I posted this discussion in the History Explorers group for social studies educators, but wanted to connect this to Community members with a specific interest in the Common Core:
Just as the Common Core State Standards have been adopted in states across the country, there has been increasing opposition to them and debate about their implementation. As the Washington Post has reported, some states are questioning the standards while some politicians, including Republican Senator Chuck Grassley, have spoken out against the Common Core. Arguments against them include that they are an inappropriate use of federal power, that they have been poorly implemented or that implementation has been rushed without sufficient training, and that students are unequipped to meet the challenges of the associated tests (as a follow up, this article from Education Week offers more on the tests and the suggested role of teachers’ unions). Of course, for many, the Common Core represents an opportunity to truly transform teaching and learning to develop essential skills for lifelong learning.
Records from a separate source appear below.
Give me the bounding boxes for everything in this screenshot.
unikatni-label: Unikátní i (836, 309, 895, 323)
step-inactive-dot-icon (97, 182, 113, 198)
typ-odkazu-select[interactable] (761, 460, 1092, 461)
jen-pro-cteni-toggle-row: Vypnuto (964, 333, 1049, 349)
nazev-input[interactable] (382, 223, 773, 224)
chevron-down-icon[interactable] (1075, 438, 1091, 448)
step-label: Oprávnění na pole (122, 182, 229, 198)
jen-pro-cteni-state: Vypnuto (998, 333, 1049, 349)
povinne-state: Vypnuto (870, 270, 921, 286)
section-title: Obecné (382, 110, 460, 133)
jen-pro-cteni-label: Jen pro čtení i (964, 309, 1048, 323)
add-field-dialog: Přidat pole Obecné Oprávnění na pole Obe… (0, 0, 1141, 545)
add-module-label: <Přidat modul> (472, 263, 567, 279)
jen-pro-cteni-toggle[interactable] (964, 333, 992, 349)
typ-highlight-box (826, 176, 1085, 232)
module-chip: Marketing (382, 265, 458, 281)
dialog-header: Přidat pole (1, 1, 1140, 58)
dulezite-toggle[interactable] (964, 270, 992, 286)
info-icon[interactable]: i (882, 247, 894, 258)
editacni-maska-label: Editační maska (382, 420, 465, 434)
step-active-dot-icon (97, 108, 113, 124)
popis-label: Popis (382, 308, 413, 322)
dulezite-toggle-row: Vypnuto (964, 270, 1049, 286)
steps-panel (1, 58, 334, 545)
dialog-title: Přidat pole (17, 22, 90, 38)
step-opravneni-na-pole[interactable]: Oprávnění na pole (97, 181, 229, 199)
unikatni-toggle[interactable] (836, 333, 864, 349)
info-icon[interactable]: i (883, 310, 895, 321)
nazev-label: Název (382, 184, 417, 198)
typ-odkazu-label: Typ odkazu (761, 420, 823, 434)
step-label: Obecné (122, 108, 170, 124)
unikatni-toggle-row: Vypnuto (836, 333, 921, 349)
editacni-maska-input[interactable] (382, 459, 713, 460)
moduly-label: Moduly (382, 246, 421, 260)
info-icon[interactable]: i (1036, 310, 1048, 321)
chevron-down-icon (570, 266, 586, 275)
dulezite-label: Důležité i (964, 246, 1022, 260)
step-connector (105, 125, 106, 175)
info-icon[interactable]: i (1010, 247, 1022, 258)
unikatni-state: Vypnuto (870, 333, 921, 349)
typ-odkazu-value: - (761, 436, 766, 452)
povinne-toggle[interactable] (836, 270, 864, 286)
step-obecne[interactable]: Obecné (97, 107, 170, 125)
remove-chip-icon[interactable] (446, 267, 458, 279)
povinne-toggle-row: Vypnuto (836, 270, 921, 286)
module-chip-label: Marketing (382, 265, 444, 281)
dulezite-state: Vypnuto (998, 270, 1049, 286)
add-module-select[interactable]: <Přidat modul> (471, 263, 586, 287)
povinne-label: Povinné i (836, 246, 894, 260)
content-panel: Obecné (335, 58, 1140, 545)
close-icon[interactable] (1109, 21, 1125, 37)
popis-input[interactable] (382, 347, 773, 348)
This piece from Edutopia explains well the potential of the Common Core but also the dangers of treating them as another set of standards to map and test to.
So, what’s your take—are you a Common Core advocate or skeptic? What do you think is at the heart of the debate here? Are improvements to the standards and their implementation necessary, and if so what can be done?
I am more familiar with the Virginia Standards of Learning (SOLs) which we have been required to follow in our school curriculum long before the Common Core Standards were written. Ironically, Virginia is still one of the few states that has not adopted the Common Core. However, those standards are very similar to our SOLs.
As a teacher, I found many students were satisfied with a passing score on the SOL tests. They were not motivated to achieve their full academic potential. I emphasized with students that mastery of the SOLs was basic (minimal) knowledge, and they needed to accomplish a higher level of learning. Also I was concerned that some teachers focused so much on passing the SOL tests, that they neglected a broader segment of the curriculum. I am an advocate of standards that help all students reach a level of mastery, but I don't think the standards should be viewed as the end-all in education.
I have read articles espousing the pros and cons of the Common Core Standards. I realize there are good arguments on both sides. I was interested in an article published in The Journal that said in states that have adopted the Common Core, their state agencies plan to implement the standards for 2013-14 despite growing opposition from within school districts as well as outside the education system. See "State Education Agencies See Little Threat from Challenges to Common Core," (July 29, 2013).
I'm curious if teachers think the Common Core Standards raise their students' achievement level and increase student motivation?